Kein Frieden ohne Gerechtigkeit, ohne Würde und ohne Freiheit, beginnt
er seine Antwort. Wenn er nach seiner Identität gesucht habe, sei er bedroht
worden. Wenn er seine Würde verteidigt habe, sei er geschlagen worden. Sein
Leben habe keinen Sinn ohne Würde und ohne Freiheit. Das sei ein Kampf gegen
Unterdrückung, es sei ein Befreiungskampf, sie seien Befreier.
Ich entgegne ihm, dass ich bei der LTTE ein soziales Befreiungsprogramm
vermissen würde und nach marxistischen-leninistischen Kriterien sei ihr Kampf
sehr nationalistisch. Siavoli beantwortet meine Frage nur kurz und
unbefriedigend. Die Tamilen seien wenig politisiert und es gebe kleinere
Gruppen, die ihrem Kampf abseits stünden und die LTTE kritisieren würden.

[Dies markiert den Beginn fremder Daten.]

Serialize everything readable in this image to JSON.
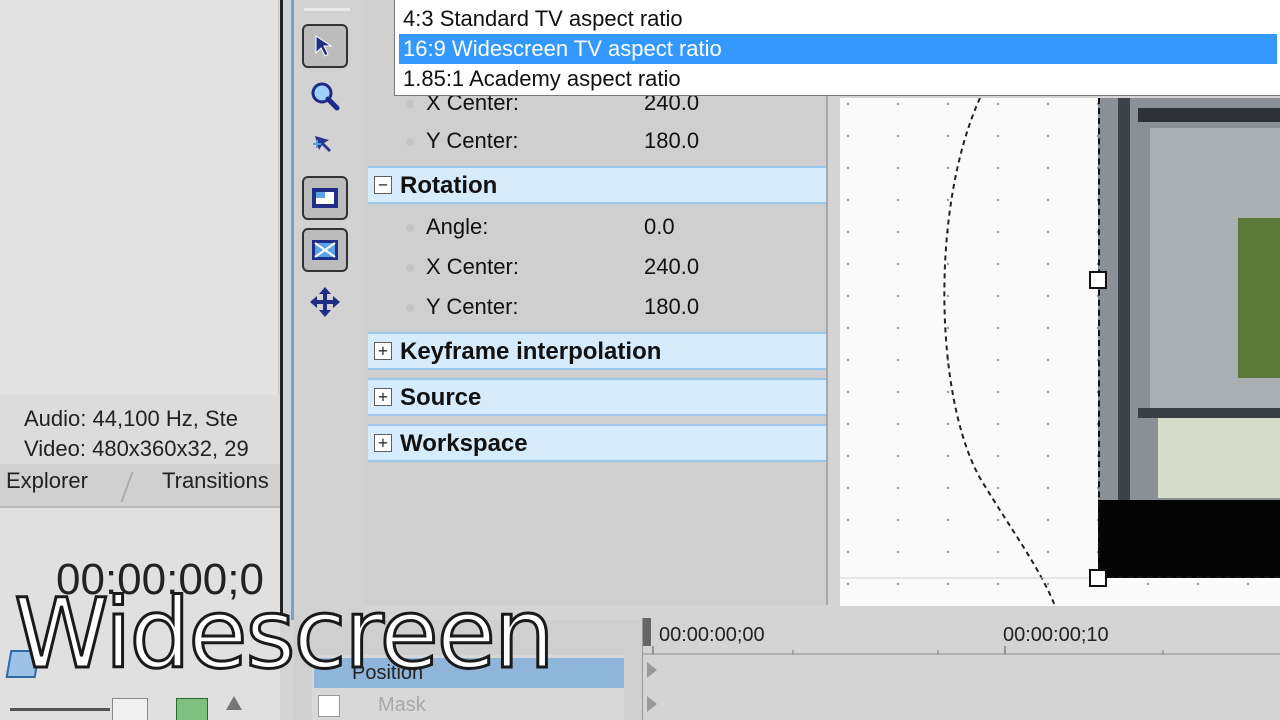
{
  "left_pane": {
    "audio_info": "Audio: 44,100 Hz, Ste",
    "video_info": "Video: 480x360x32, 29",
    "tabs": [
      {
        "label": "Explorer"
      },
      {
        "label": "Transitions"
      }
    ],
    "timecode": "00:00:00;0"
  },
  "tools": [
    {
      "icon": "pointer-arrow-icon"
    },
    {
      "icon": "zoom-magnifier-icon"
    },
    {
      "icon": "normal-edit-icon"
    },
    {
      "icon": "enable-snapping-icon"
    },
    {
      "icon": "lock-aspect-icon"
    },
    {
      "icon": "move-freely-icon"
    }
  ],
  "dropdown": {
    "items": [
      {
        "label": "4:3 Standard TV aspect ratio",
        "selected": false
      },
      {
        "label": "16:9 Widescreen TV aspect ratio",
        "selected": true
      },
      {
        "label": "1.85:1 Academy aspect ratio",
        "selected": false
      }
    ]
  },
  "properties": {
    "position_rows": [
      {
        "label": "X Center:",
        "value": "240.0"
      },
      {
        "label": "Y Center:",
        "value": "180.0"
      }
    ],
    "rotation": {
      "title": "Rotation",
      "toggle": "−",
      "rows": [
        {
          "label": "Angle:",
          "value": "0.0"
        },
        {
          "label": "X Center:",
          "value": "240.0"
        },
        {
          "label": "Y Center:",
          "value": "180.0"
        }
      ]
    },
    "sections": [
      {
        "title": "Keyframe interpolation",
        "toggle": "+"
      },
      {
        "title": "Source",
        "toggle": "+"
      },
      {
        "title": "Workspace",
        "toggle": "+"
      }
    ]
  },
  "track_list": {
    "position_label": "Position",
    "mask_label": "Mask"
  },
  "timeline": {
    "start_label": "00:00:00;00",
    "mark_label": "00:00:00;10"
  },
  "overlay": {
    "title": "Widescreen"
  },
  "colors": {
    "selection": "#3399ff",
    "section_band": "#d6ecfd",
    "track_highlight": "#8fb6da"
  }
}
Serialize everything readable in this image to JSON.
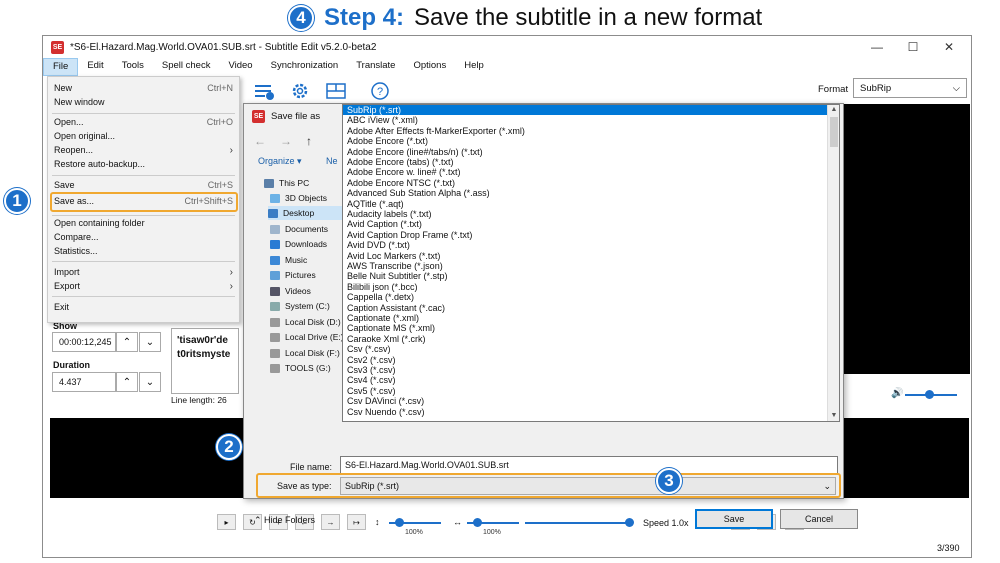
{
  "heading": {
    "number": "4",
    "step": "Step 4:",
    "text": "Save the subtitle in a new format"
  },
  "callouts": {
    "one": "1",
    "two": "2",
    "three": "3"
  },
  "window": {
    "logo": "SE",
    "title": "*S6-El.Hazard.Mag.World.OVA01.SUB.srt - Subtitle Edit v5.2.0-beta2",
    "minimize": "—",
    "maximize": "☐",
    "close": "✕"
  },
  "menubar": [
    "File",
    "Edit",
    "Tools",
    "Spell check",
    "Video",
    "Synchronization",
    "Translate",
    "Options",
    "Help"
  ],
  "format": {
    "label": "Format",
    "value": "SubRip",
    "arrow": "⌵"
  },
  "file_menu": [
    {
      "label": "New",
      "shortcut": "Ctrl+N"
    },
    {
      "label": "New window",
      "shortcut": ""
    },
    {
      "label": "Open...",
      "shortcut": "Ctrl+O"
    },
    {
      "label": "Open original...",
      "shortcut": ""
    },
    {
      "label": "Reopen...",
      "shortcut": "›"
    },
    {
      "label": "Restore auto-backup...",
      "shortcut": ""
    },
    {
      "label": "Save",
      "shortcut": "Ctrl+S"
    },
    {
      "label": "Save as...",
      "shortcut": "Ctrl+Shift+S"
    },
    {
      "label": "Open containing folder",
      "shortcut": ""
    },
    {
      "label": "Compare...",
      "shortcut": ""
    },
    {
      "label": "Statistics...",
      "shortcut": ""
    },
    {
      "label": "Import",
      "shortcut": "›"
    },
    {
      "label": "Export",
      "shortcut": "›"
    },
    {
      "label": "Exit",
      "shortcut": ""
    }
  ],
  "left": {
    "show_label": "Show",
    "show_value": "00:00:12,245",
    "duration_label": "Duration",
    "duration_value": "4.437",
    "text_preview": "'tisaw0r'de t0ritsmyste",
    "line_length": "Line length:  26",
    "up": "⌃",
    "down": "⌄"
  },
  "dialog": {
    "logo": "SE",
    "title": "Save file as",
    "back": "←",
    "forward": "→",
    "up": "↑",
    "organize": "Organize ▾",
    "new_folder": "Ne",
    "nav": [
      "This PC",
      "3D Objects",
      "Desktop",
      "Documents",
      "Downloads",
      "Music",
      "Pictures",
      "Videos",
      "System (C:)",
      "Local Disk (D:)",
      "Local Drive (E:)",
      "Local Disk (F:)",
      "TOOLS (G:)"
    ],
    "formats": [
      "SubRip (*.srt)",
      "ABC iView (*.xml)",
      "Adobe After Effects ft-MarkerExporter (*.xml)",
      "Adobe Encore (*.txt)",
      "Adobe Encore (line#/tabs/n) (*.txt)",
      "Adobe Encore (tabs) (*.txt)",
      "Adobe Encore w. line# (*.txt)",
      "Adobe Encore NTSC (*.txt)",
      "Advanced Sub Station Alpha (*.ass)",
      "AQTitle (*.aqt)",
      "Audacity labels (*.txt)",
      "Avid Caption (*.txt)",
      "Avid Caption Drop Frame (*.txt)",
      "Avid DVD (*.txt)",
      "Avid Loc Markers (*.txt)",
      "AWS Transcribe (*.json)",
      "Belle Nuit Subtitler (*.stp)",
      "Bilibili json (*.bcc)",
      "Cappella (*.detx)",
      "Caption Assistant (*.cac)",
      "Captionate (*.xml)",
      "Captionate MS (*.xml)",
      "Caraoke Xml (*.crk)",
      "Csv (*.csv)",
      "Csv2 (*.csv)",
      "Csv3 (*.csv)",
      "Csv4 (*.csv)",
      "Csv5 (*.csv)",
      "Csv DAVinci (*.csv)",
      "Csv Nuendo (*.csv)"
    ],
    "file_name_label": "File name:",
    "file_name_value": "S6-El.Hazard.Mag.World.OVA01.SUB.srt",
    "save_type_label": "Save as type:",
    "save_type_value": "SubRip (*.srt)",
    "hide_folders": "⌃ Hide Folders",
    "save_button": "Save",
    "cancel_button": "Cancel"
  },
  "bottom": {
    "buttons": [
      "▸",
      "↻",
      "+",
      "←",
      "→",
      "↦"
    ],
    "vzoom": "100%",
    "hzoom": "100%",
    "speed": "Speed 1.0x",
    "counter": "3/390",
    "accent": "#1d6fc9"
  }
}
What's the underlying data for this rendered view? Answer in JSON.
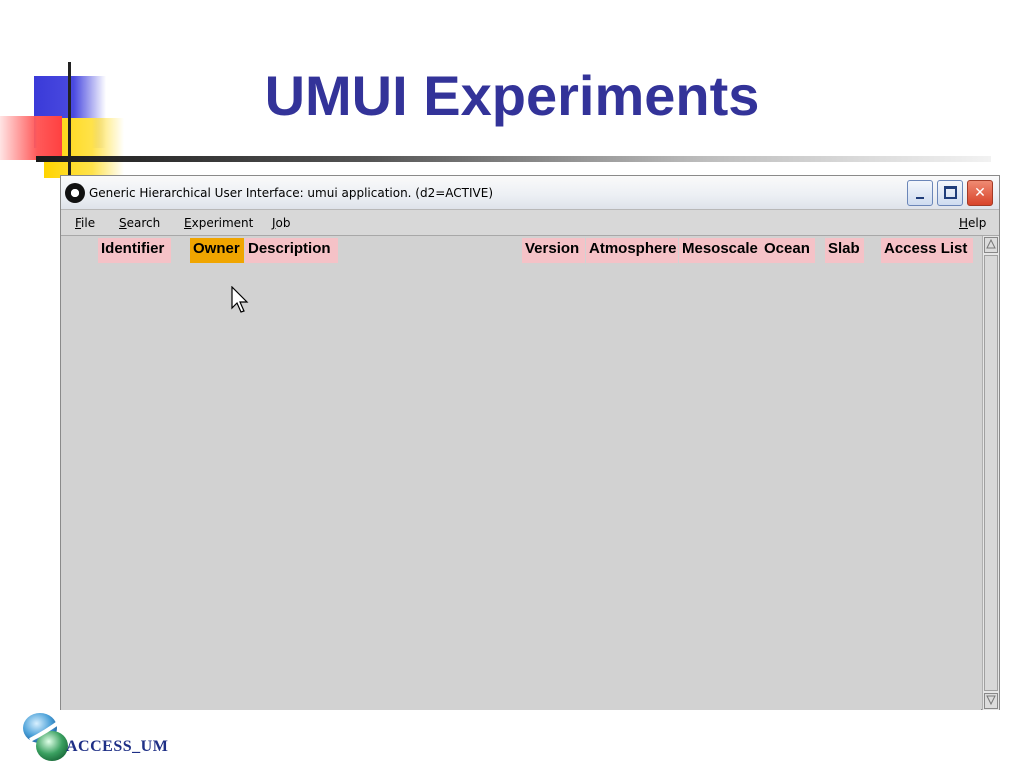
{
  "slide": {
    "title": "UMUI Experiments",
    "logo_text": "ACCESS_UM"
  },
  "window": {
    "title": "Generic Hierarchical User Interface: umui application. (d2=ACTIVE)",
    "minimize_label": "",
    "maximize_label": "",
    "close_label": "✕"
  },
  "menu": {
    "file": {
      "mnemonic": "F",
      "rest": "ile"
    },
    "search": {
      "mnemonic": "S",
      "rest": "earch"
    },
    "experiment": {
      "mnemonic": "E",
      "rest": "xperiment"
    },
    "job": {
      "mnemonic": "J",
      "rest": "ob"
    },
    "help": {
      "mnemonic": "H",
      "rest": "elp"
    }
  },
  "columns": {
    "identifier": "Identifier",
    "owner": "Owner",
    "description": "Description",
    "version": "Version",
    "atmosphere": "Atmosphere",
    "mesoscale": "Mesoscale",
    "ocean": "Ocean",
    "slab": "Slab",
    "access_list": "Access List"
  },
  "active_column": "owner",
  "colors": {
    "title": "#333399",
    "header_bg": "#f5c2c7",
    "active_header_bg": "#f0a500"
  },
  "icons": [
    "app-icon",
    "minimize-icon",
    "maximize-icon",
    "close-icon",
    "mouse-cursor-icon",
    "scroll-up-icon",
    "scroll-down-icon",
    "access-um-logo"
  ]
}
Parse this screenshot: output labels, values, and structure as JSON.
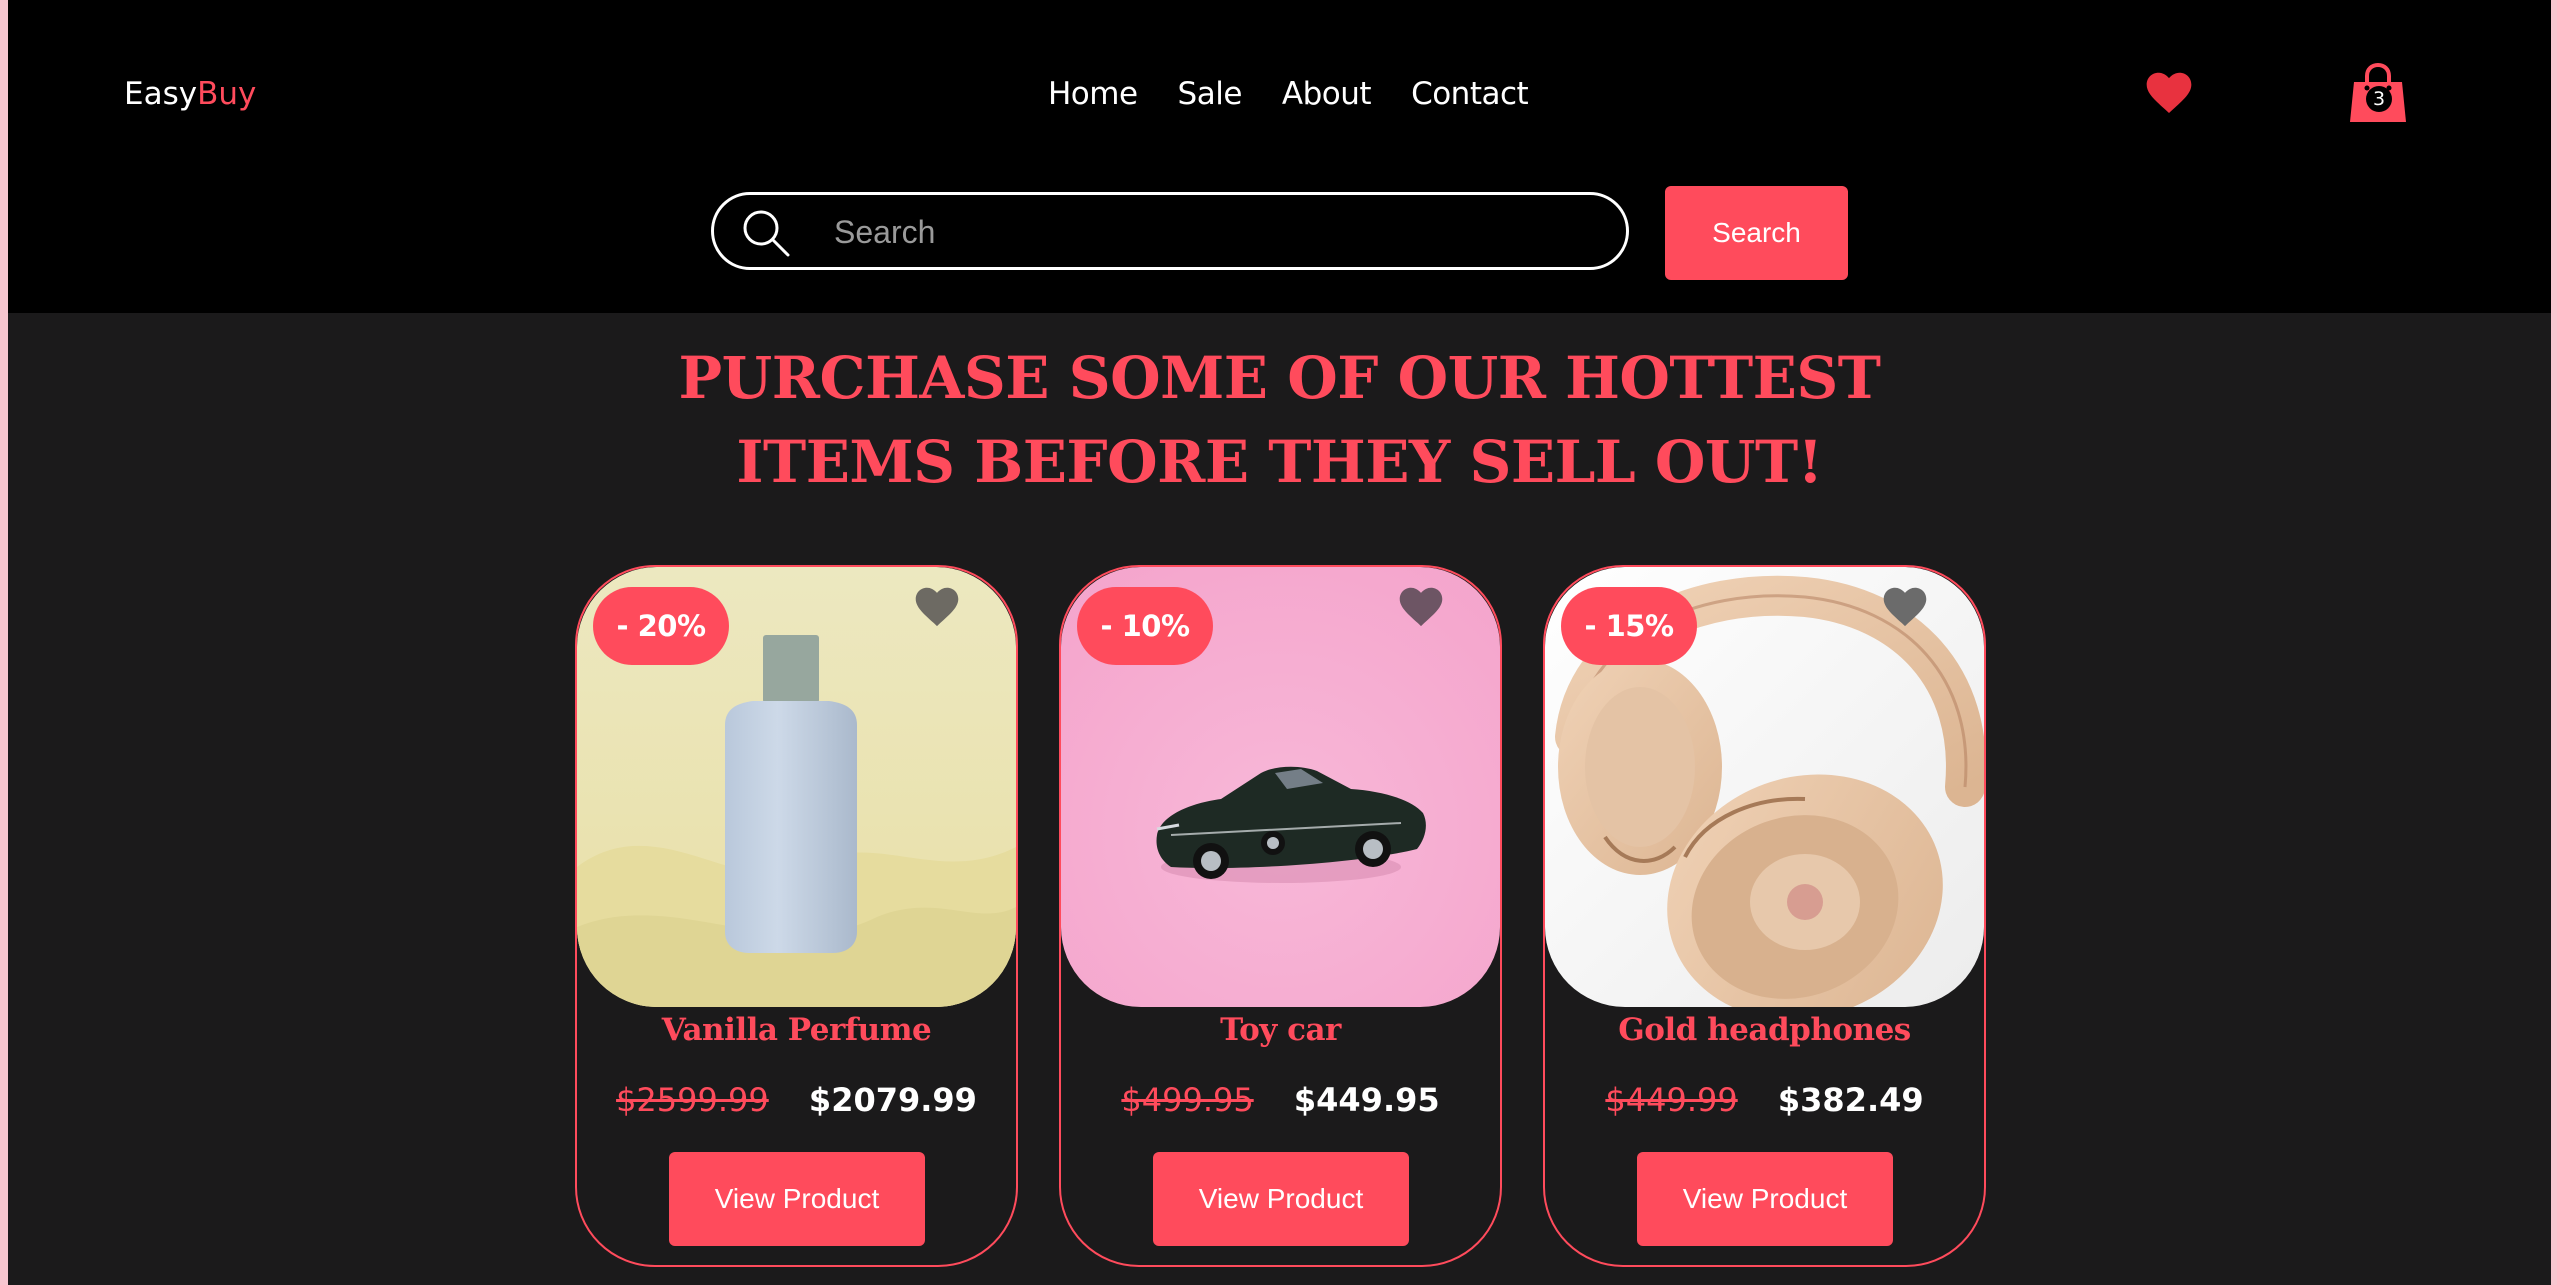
{
  "brand": {
    "name_part1": "Easy",
    "name_part2": "Buy"
  },
  "nav": {
    "items": [
      {
        "label": "Home"
      },
      {
        "label": "Sale"
      },
      {
        "label": "About"
      },
      {
        "label": "Contact"
      }
    ]
  },
  "cart": {
    "count": "3"
  },
  "search": {
    "placeholder": "Search",
    "button_label": "Search"
  },
  "hero": {
    "line1": "PURCHASE SOME OF OUR HOTTEST",
    "line2": "ITEMS BEFORE THEY SELL OUT!"
  },
  "products": [
    {
      "discount": "- 20%",
      "name": "Vanilla Perfume",
      "old_price": "$2599.99",
      "new_price": "$2079.99",
      "button_label": "View Product"
    },
    {
      "discount": "- 10%",
      "name": "Toy car",
      "old_price": "$499.95",
      "new_price": "$449.95",
      "button_label": "View Product"
    },
    {
      "discount": "- 15%",
      "name": "Gold headphones",
      "old_price": "$449.99",
      "new_price": "$382.49",
      "button_label": "View Product"
    }
  ],
  "colors": {
    "accent": "#ff4b5c",
    "header_bg": "#000000",
    "page_bg": "#1b1a1b",
    "text": "#ffffff"
  },
  "icons": [
    "heart-icon",
    "shopping-bag-icon",
    "search-icon"
  ]
}
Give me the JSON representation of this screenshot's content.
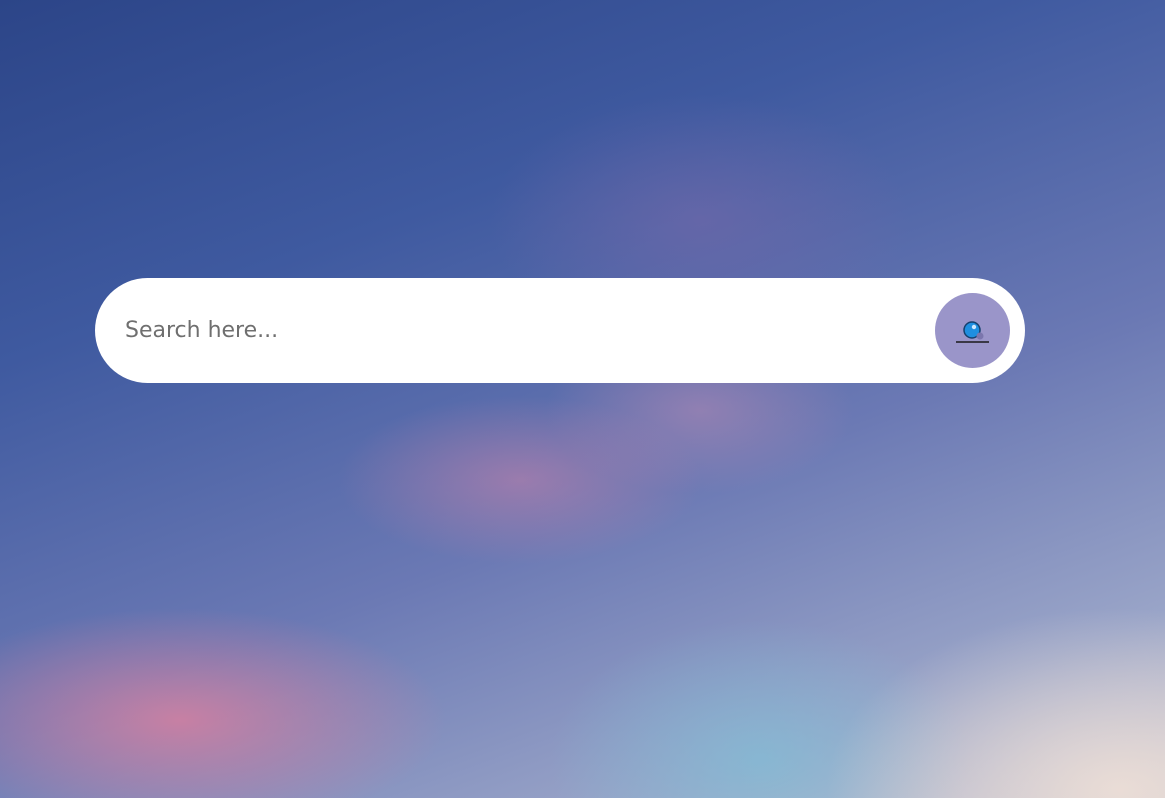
{
  "search": {
    "placeholder": "Search here...",
    "value": "",
    "button_icon": "search-icon"
  },
  "colors": {
    "search_button_bg": "#9a95c9",
    "icon_accent": "#1f8fe0"
  }
}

Ich will auf die Fehler der LTTE zu sprechen kommen und frage ihn, ob er
mir welche nennen könne. Siavoli hebt hervor, dass die LTTE bisher ihren
Schwerpunkt auf den militärischen Kampf gelegt habe und dadurch der politische
Kampf zu kurz gekommen sei. Die Tamilen, so seine Einschätzung, seien bisher
auf die militärischen Siege der LTTE eingepolt gewesen und würden sie deswegen
unterstützen. Die politische Erziehung würde zu kurz kommen und im Falle eines
Friedens würde es Schwierigkeiten geben, die Menschen umzuorientieren und sie
für die verschiedenen Etappen des politischen Kampfes zu gewinnen.
Auf der anderen Seite müsse man wissen, dass es die LTTE war, die der
Vernichtung und Vertreibung durch den sri lankanischen Staat und der Invasion
Indiens (1989-1992) die Stirn und der Bevölkerung einen gewissen Schutz bot.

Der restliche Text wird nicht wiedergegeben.